Pemerintah Indonesia sudah meminta kerja sama internasional. Malaysia menegaskan tidak akan melindunginya dari proses hukum, namun hingga kini keberadaan pastinya belum jelas.
Reaksi Pemerintah Indonesia & Negara Tetangga
Pemerintah Indonesia menyatakan komitmen untuk mengejar Riza. Menteri Hukum dan HAM serta Kejaksaan Agung mengajukan kerja sama ekstradisi.
Malaysia dan Singapura, dua negara yang sering disebut sebagai tempat persembunyiannya, menyatakan akan kooperatif. Namun, hingga kini penangkapan belum terwujud.
Hal ini menimbulkan pertanyaan publik: apakah benar sulit menemukan sosok sekuat Riza, atau justru ada perlindungan politik yang membuatnya lolos?
Analisis Dampak Riza Chalid terhadap Energi & Ekonomi Nasional

Pengaruh Riza Chalid terhadap Indonesia bisa dilihat dalam tiga dimensi:
- Ekonomi:
- Dominasi impor minyak oleh kelompok tertentu membuat harga BBM dalam negeri tidak efisien.
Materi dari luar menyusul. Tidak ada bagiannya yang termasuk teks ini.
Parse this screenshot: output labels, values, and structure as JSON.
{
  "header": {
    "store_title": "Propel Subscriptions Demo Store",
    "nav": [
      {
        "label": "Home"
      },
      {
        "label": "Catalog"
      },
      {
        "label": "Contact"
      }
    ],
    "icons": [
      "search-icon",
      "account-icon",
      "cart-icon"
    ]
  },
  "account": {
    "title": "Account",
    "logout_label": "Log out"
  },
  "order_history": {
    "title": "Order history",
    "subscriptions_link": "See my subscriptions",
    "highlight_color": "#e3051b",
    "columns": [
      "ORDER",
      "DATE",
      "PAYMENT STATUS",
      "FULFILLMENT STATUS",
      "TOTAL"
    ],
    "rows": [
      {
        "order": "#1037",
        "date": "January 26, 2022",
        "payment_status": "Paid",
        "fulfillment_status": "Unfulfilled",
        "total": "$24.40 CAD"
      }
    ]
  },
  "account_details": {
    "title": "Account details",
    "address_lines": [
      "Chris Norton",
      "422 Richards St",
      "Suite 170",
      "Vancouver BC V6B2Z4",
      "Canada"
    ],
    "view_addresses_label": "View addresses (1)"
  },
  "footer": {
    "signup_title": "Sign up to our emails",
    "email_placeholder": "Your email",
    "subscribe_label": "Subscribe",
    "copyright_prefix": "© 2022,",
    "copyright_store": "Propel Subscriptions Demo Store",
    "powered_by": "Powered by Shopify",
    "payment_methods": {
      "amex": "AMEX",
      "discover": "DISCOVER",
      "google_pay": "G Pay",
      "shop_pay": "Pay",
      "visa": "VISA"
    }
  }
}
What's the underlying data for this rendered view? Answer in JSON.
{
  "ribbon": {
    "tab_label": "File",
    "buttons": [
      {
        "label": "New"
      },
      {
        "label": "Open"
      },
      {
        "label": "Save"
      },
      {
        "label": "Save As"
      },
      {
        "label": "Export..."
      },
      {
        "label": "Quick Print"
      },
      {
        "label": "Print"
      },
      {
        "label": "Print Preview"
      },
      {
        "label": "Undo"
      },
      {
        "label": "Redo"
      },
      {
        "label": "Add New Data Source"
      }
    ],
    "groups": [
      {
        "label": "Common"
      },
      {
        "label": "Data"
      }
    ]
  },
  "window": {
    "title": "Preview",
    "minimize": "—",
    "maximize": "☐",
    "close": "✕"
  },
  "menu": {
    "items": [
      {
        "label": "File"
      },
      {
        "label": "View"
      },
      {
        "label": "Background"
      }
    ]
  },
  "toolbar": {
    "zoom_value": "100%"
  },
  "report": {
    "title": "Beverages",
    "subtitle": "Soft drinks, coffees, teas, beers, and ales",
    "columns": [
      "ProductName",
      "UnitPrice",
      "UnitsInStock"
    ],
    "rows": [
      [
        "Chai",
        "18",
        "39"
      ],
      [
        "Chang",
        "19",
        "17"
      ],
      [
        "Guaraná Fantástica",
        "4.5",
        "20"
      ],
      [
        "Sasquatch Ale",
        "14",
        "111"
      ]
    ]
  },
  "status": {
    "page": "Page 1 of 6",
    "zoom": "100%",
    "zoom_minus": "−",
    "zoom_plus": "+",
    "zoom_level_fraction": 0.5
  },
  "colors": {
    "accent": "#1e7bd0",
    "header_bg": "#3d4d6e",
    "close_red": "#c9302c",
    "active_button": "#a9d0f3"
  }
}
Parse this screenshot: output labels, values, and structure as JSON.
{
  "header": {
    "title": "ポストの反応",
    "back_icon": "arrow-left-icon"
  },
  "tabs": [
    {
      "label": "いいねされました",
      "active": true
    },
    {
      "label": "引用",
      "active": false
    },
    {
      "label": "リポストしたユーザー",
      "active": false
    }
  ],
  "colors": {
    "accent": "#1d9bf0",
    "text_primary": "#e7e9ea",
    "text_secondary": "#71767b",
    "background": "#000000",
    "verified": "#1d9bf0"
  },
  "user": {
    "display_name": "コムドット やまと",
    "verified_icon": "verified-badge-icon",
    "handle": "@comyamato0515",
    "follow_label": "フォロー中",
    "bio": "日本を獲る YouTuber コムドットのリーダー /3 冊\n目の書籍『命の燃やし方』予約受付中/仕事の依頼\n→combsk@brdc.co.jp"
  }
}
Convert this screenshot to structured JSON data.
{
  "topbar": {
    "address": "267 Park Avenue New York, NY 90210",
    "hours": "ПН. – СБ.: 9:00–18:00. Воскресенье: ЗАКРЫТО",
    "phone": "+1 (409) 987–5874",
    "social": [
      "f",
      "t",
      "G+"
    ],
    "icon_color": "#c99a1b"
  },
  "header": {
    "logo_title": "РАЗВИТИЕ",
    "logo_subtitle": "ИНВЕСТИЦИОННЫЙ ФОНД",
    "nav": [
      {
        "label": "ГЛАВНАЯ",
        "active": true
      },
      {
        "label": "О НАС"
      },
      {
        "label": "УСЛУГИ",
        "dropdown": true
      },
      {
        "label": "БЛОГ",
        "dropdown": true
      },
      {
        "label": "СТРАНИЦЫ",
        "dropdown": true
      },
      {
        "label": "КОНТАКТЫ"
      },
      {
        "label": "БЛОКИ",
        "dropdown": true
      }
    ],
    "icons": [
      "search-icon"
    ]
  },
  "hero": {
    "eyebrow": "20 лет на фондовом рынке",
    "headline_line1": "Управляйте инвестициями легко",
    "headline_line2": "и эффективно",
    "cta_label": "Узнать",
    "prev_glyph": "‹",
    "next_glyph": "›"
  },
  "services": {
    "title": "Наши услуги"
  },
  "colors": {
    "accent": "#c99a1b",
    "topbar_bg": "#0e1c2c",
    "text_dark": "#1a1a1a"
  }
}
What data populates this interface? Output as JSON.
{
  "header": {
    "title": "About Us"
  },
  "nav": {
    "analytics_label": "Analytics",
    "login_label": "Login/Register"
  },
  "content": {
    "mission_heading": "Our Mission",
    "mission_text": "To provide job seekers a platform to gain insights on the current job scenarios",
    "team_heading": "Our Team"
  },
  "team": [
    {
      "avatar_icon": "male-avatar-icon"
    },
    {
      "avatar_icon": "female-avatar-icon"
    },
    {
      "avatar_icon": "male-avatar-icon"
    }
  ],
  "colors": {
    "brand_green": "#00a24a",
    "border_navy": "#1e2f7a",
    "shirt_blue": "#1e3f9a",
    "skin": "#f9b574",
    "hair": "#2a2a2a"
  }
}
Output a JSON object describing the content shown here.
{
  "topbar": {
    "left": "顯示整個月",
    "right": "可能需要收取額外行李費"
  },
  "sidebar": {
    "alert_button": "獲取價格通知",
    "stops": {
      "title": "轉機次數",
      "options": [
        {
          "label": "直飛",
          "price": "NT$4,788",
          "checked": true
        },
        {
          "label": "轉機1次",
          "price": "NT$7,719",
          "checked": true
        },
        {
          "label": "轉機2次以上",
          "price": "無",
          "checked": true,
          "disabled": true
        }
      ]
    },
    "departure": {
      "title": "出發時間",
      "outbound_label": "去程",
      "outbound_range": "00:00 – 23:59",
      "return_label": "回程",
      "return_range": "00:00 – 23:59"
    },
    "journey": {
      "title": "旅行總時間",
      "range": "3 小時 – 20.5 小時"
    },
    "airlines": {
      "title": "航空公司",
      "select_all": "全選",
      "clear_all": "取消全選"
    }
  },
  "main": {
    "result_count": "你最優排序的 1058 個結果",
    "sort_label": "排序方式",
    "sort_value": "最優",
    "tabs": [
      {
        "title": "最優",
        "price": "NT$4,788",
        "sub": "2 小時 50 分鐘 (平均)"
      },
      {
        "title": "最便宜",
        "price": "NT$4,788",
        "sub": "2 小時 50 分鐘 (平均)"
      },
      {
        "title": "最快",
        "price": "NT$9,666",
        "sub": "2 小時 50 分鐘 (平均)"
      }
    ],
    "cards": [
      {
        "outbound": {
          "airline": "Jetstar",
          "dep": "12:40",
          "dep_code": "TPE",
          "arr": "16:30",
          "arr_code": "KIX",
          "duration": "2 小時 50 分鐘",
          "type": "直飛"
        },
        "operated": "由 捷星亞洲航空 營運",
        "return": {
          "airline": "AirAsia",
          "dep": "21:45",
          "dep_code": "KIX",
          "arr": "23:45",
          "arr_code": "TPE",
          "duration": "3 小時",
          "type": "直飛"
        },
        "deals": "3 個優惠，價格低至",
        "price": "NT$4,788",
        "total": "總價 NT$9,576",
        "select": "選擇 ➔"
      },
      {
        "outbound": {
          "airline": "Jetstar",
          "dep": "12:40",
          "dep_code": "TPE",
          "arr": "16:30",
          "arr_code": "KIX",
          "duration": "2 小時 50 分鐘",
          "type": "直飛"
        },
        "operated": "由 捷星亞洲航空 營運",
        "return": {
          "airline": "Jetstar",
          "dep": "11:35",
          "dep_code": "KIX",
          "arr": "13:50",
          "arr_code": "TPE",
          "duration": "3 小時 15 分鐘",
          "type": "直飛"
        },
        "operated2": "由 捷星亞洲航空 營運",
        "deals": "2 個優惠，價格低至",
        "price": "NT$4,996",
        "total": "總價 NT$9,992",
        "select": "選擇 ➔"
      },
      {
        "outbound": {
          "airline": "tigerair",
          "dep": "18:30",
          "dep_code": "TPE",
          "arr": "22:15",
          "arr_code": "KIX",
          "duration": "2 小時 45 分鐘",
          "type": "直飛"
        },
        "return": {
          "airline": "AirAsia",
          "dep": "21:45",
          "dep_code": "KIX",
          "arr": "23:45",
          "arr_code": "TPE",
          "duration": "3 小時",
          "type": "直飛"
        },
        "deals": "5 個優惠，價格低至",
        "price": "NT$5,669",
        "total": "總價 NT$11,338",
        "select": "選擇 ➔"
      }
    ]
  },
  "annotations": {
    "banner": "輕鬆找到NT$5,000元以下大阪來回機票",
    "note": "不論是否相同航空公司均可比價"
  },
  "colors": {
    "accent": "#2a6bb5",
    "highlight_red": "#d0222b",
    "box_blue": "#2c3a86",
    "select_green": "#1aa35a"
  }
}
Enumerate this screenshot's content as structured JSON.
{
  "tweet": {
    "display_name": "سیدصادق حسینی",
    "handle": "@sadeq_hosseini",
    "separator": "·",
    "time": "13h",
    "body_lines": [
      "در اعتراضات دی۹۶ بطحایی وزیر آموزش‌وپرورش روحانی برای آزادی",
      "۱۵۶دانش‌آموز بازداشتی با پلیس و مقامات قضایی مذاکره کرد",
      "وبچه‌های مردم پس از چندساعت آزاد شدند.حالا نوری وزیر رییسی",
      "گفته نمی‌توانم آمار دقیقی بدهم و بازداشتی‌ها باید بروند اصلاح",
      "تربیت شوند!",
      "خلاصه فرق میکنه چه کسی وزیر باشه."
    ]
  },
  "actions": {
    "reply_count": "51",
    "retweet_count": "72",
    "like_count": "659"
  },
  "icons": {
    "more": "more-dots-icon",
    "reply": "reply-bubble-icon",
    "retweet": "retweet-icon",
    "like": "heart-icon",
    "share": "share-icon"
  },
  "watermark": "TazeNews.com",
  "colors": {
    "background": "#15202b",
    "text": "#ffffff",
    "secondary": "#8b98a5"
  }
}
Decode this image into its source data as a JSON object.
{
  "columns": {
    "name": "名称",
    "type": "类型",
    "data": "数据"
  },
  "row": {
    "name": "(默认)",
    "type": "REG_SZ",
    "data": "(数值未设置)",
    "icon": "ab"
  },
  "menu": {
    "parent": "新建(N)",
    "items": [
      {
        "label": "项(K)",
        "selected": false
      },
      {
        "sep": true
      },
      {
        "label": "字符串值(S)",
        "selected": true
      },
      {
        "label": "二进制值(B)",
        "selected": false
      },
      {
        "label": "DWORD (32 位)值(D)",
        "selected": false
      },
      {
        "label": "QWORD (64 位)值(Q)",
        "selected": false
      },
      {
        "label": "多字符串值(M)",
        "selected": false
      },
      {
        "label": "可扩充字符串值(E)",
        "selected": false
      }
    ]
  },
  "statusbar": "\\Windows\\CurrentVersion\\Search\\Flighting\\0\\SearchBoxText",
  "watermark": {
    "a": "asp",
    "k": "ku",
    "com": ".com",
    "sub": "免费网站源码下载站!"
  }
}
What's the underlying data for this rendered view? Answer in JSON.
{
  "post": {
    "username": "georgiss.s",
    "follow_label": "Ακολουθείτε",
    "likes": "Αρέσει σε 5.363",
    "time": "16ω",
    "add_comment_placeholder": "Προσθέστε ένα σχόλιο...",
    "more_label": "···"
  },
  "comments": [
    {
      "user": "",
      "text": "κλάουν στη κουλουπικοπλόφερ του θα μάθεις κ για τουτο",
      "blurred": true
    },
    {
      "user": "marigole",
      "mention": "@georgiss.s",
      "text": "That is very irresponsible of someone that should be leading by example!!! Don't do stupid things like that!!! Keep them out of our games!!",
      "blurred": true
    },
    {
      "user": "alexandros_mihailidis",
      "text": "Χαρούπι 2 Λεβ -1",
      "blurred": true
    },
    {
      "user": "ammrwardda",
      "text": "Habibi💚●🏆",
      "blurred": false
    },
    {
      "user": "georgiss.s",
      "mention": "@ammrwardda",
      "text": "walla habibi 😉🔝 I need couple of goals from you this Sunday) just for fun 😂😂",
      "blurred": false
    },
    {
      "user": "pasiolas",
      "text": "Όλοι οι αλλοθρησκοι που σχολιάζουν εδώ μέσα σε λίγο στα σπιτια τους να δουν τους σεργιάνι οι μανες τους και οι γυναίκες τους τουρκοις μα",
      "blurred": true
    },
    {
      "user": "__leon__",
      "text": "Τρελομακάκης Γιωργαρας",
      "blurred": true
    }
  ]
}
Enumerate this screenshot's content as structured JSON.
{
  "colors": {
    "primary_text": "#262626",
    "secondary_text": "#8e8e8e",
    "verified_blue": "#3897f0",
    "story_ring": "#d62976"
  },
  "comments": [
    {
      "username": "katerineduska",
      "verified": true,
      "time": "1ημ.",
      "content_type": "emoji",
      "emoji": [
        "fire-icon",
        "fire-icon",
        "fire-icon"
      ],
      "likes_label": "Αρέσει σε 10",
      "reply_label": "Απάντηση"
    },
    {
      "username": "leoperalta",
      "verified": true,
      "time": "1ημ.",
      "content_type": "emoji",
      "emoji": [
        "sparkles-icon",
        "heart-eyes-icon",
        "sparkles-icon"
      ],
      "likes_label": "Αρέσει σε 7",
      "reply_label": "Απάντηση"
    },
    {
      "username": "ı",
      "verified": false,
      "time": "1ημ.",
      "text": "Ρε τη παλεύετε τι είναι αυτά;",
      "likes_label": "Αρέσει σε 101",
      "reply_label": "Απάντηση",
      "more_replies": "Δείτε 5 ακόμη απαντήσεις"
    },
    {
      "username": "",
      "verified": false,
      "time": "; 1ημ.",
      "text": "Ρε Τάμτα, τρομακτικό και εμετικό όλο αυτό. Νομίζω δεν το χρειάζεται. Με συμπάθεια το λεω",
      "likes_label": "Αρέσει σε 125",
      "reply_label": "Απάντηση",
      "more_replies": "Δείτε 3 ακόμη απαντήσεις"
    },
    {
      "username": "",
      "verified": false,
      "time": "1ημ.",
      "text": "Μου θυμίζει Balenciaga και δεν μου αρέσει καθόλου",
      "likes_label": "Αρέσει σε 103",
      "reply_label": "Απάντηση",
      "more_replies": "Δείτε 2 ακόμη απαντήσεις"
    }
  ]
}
- Kerugian negara mencapai miliaran dolar akibat mark-up dan praktek rente.
- Politik:
- Menunjukkan betapa kuatnya oligarki energi, di mana pengusaha non-pejabat bisa menentukan arah kebijakan negara.
- Membuka mata publik tentang kedekatan antara bisnis dan politik yang sulit dipisahkan.
- Hukum:
- Kasus ini menjadi ujian serius bagi pemerintah dalam menegakkan hukum tanpa pandang bulu.
- Jika Riza bisa ditangkap dan diadili, itu akan menjadi preseden penting. Jika tidak, publik akan semakin skeptis terhadap pemberantasan mafia migas.